La costruzione del tunnel non procedette senza problemi: i lavori furono accelerati senza ombra di dubbio dalla perforatrice automatica pneumatica messa a punto dai tre ingegneri che firmarono il progetto finale, ma non mancarono i contrattempi e, ovviamente, gli incidenti. Dei 4.000 operai impiegati 48 morirono durante i lavori (anche se va detto che 18 caduti sono da ricollegare all’epidemia di colera del 1964). Lo scavo del traforo fu seguito passo dopo passo e con vivo interesse dalla stampa mondiale. Con quel tunnel ferroviario si sanciva un nuovo passaggio per il treno Londra-Brindisi che in quegli stessi anni transitava faticosamente sulla Ferrovia del Moncenisio, realizzata poco prima proprio dagli inglesi e caduta poco dopo in disuso. Il tunnel del Frejus restò il più lungo al mondo fino al 1882, anno in cui venne sorpassato dalla Galleria ferroviaria del San Gottardo (15 chilometri) la cui costruzione partì nel 1972.
Quello ferroviario fu però solo il primo dei tunnel del Frejus: qualche decennio fa questa opera è stata affiancata da una seconda galleria.
Il traforo stradale del Frejus
Dal 1980, a fianco del Traforo ferroviario del Frejus, scorre anche un traforo stradale. Anch’esso collega Bardonecchia a Modane: a partire dalla sua inaugurazione, ha portato alla chiusura del servizio di trasporto automobili nella galleria ferroviaria ottocentesca. I lavori per la sua costruzione sono iniziati nel 1974, e quindi poco più di un secolo dopo rispetto all’apertura del parallelo tunnel ferroviario. Lungo 12,895 chilometri, il traforo stradale del Frejus è gestito da due società distinte: da parte francese la gestione è in mano alla SFTRF, mentre in Italia il traforo del Frejus è di competenza della SITAF. Tra i principali collegamenti tra Italia e Francia, durante i suoi primi vent’anni di vita il tunnel del Frejus ha visto il passaggio di oltre 20 milioni di veicoli.
Il futuro del traforo del Frejus
Per quanto riguarda il traforo stradale del Frejus, negli ultimi anni si è proceduto al raddoppio e dunque all’affiancamento di un secondo tunnel.

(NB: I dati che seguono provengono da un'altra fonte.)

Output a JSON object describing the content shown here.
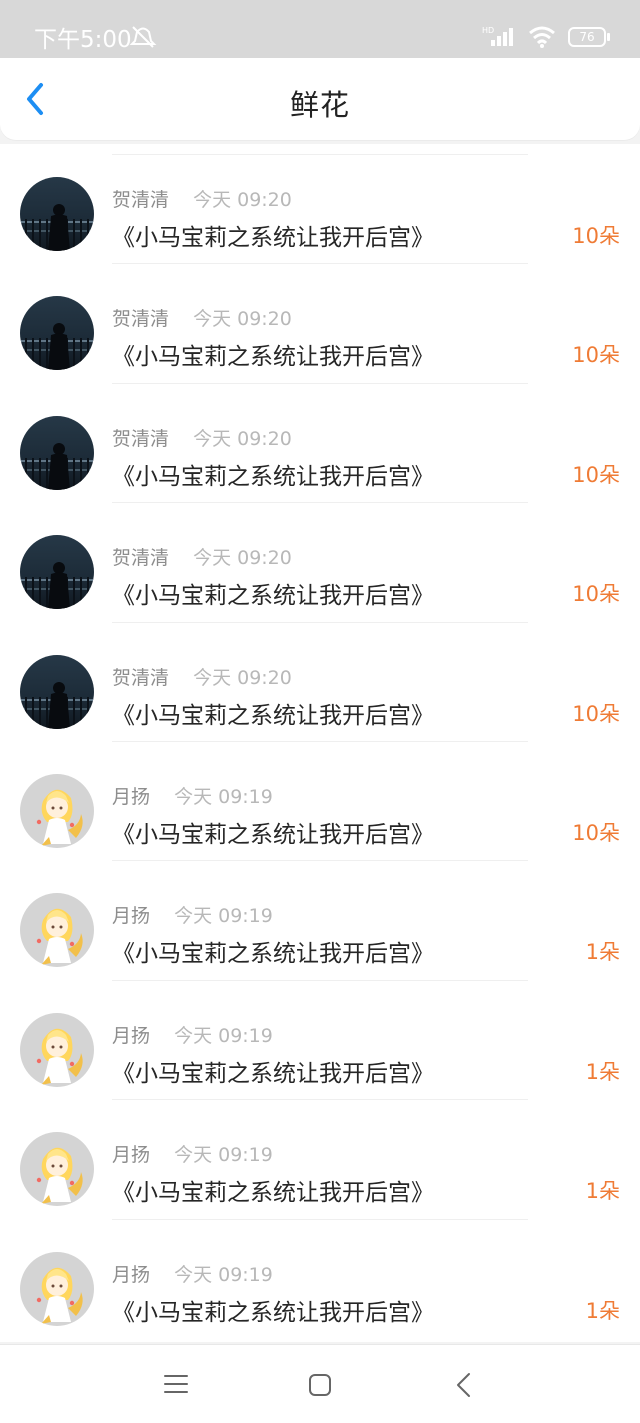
{
  "status_bar": {
    "time": "下午5:00",
    "battery": "76"
  },
  "header": {
    "title": "鲜花"
  },
  "colors": {
    "accent_blue": "#1d8ef3",
    "count_orange": "#ef7b35"
  },
  "items": [
    {
      "user": "贺清清",
      "time": "今天 09:20",
      "book": "《小马宝莉之系统让我开后宫》",
      "count": "10朵",
      "avatar": "dark-night-avatar"
    },
    {
      "user": "贺清清",
      "time": "今天 09:20",
      "book": "《小马宝莉之系统让我开后宫》",
      "count": "10朵",
      "avatar": "dark-night-avatar"
    },
    {
      "user": "贺清清",
      "time": "今天 09:20",
      "book": "《小马宝莉之系统让我开后宫》",
      "count": "10朵",
      "avatar": "dark-night-avatar"
    },
    {
      "user": "贺清清",
      "time": "今天 09:20",
      "book": "《小马宝莉之系统让我开后宫》",
      "count": "10朵",
      "avatar": "dark-night-avatar"
    },
    {
      "user": "贺清清",
      "time": "今天 09:20",
      "book": "《小马宝莉之系统让我开后宫》",
      "count": "10朵",
      "avatar": "dark-night-avatar"
    },
    {
      "user": "月扬",
      "time": "今天 09:19",
      "book": "《小马宝莉之系统让我开后宫》",
      "count": "10朵",
      "avatar": "anime-girl-avatar"
    },
    {
      "user": "月扬",
      "time": "今天 09:19",
      "book": "《小马宝莉之系统让我开后宫》",
      "count": "1朵",
      "avatar": "anime-girl-avatar"
    },
    {
      "user": "月扬",
      "time": "今天 09:19",
      "book": "《小马宝莉之系统让我开后宫》",
      "count": "1朵",
      "avatar": "anime-girl-avatar"
    },
    {
      "user": "月扬",
      "time": "今天 09:19",
      "book": "《小马宝莉之系统让我开后宫》",
      "count": "1朵",
      "avatar": "anime-girl-avatar"
    },
    {
      "user": "月扬",
      "time": "今天 09:19",
      "book": "《小马宝莉之系统让我开后宫》",
      "count": "1朵",
      "avatar": "anime-girl-avatar"
    }
  ],
  "icons": {
    "back": "chevron-left-icon",
    "menu": "menu-icon",
    "home": "home-square-icon",
    "system_back": "chevron-left-icon"
  }
}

I lavori sono iniziati sul versante italiano nel 2012, mentre in Francia gli scavi erano iniziati già nel 2009. La costruzione della seconda canna, seppur criticata da molte parti, è stata resa necessaria dal continuo aumentare del traffico lungo il traforo stradale del Frejus, nonché per aumentare i livelli di sicurezza. Fin dal terribile percorso avvenuto nel Traforo del Monte Bianco nel 1999, del resto, la sicurezza della galleria è stata migliorata in modo sostanziale.

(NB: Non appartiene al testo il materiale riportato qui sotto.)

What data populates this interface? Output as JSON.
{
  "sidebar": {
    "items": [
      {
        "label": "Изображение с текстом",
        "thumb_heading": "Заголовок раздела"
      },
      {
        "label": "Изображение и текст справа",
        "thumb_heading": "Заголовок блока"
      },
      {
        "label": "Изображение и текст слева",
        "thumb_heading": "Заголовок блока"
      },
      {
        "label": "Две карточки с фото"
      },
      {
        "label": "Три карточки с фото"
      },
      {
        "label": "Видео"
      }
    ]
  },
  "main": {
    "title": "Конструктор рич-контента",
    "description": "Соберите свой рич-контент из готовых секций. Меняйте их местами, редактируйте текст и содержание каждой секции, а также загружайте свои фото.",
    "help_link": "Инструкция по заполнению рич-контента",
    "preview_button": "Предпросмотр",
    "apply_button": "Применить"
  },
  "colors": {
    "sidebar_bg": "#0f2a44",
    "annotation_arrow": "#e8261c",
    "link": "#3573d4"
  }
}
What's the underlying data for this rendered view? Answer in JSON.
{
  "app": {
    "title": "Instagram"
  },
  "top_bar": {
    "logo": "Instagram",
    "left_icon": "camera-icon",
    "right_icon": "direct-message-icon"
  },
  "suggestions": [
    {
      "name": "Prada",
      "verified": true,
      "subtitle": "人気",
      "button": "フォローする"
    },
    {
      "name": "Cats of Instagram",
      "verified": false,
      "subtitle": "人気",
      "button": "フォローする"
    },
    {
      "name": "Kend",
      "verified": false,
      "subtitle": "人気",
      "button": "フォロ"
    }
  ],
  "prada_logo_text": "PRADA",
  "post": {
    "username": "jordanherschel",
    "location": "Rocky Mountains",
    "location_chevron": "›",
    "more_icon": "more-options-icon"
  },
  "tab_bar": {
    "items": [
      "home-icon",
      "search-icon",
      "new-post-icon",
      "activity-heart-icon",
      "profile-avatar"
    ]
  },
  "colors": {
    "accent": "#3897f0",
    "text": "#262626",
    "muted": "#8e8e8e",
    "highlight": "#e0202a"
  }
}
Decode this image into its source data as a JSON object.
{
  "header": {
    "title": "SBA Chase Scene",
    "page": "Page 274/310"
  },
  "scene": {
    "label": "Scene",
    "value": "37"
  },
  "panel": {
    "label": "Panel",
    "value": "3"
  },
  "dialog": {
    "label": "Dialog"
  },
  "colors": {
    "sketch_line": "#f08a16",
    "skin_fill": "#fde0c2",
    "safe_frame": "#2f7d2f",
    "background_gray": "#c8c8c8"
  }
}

Diverso il discorso per il traforo ferroviario del Frejus. In questo caso si parla di una costruzione decisamente vecchia, che per molti versi non rispetta le attuali normative di sicurezza. Nel 2005 il decreto sulla “Sicurezza delle gallerie ferroviarie” ha deciso che tutti i tunnel a una sola canna devono essere forniti di una finestra di accesso carrabile ogni 4 chilometri: la ferrovia del Frejus non possiede alcuna finestra di questo tipo e quindi alcuna vera uscita di sicurezza. Questo significa che a 15 anni dal decreto – nel 2020 – il traforo ferroviario del Frejus sarà di fatto fuorilegge. Quello stesso tunnel che, nel diciannovesimo secolo, fu uno dei principali orgogli ingegneristici del neonato Stato italiano.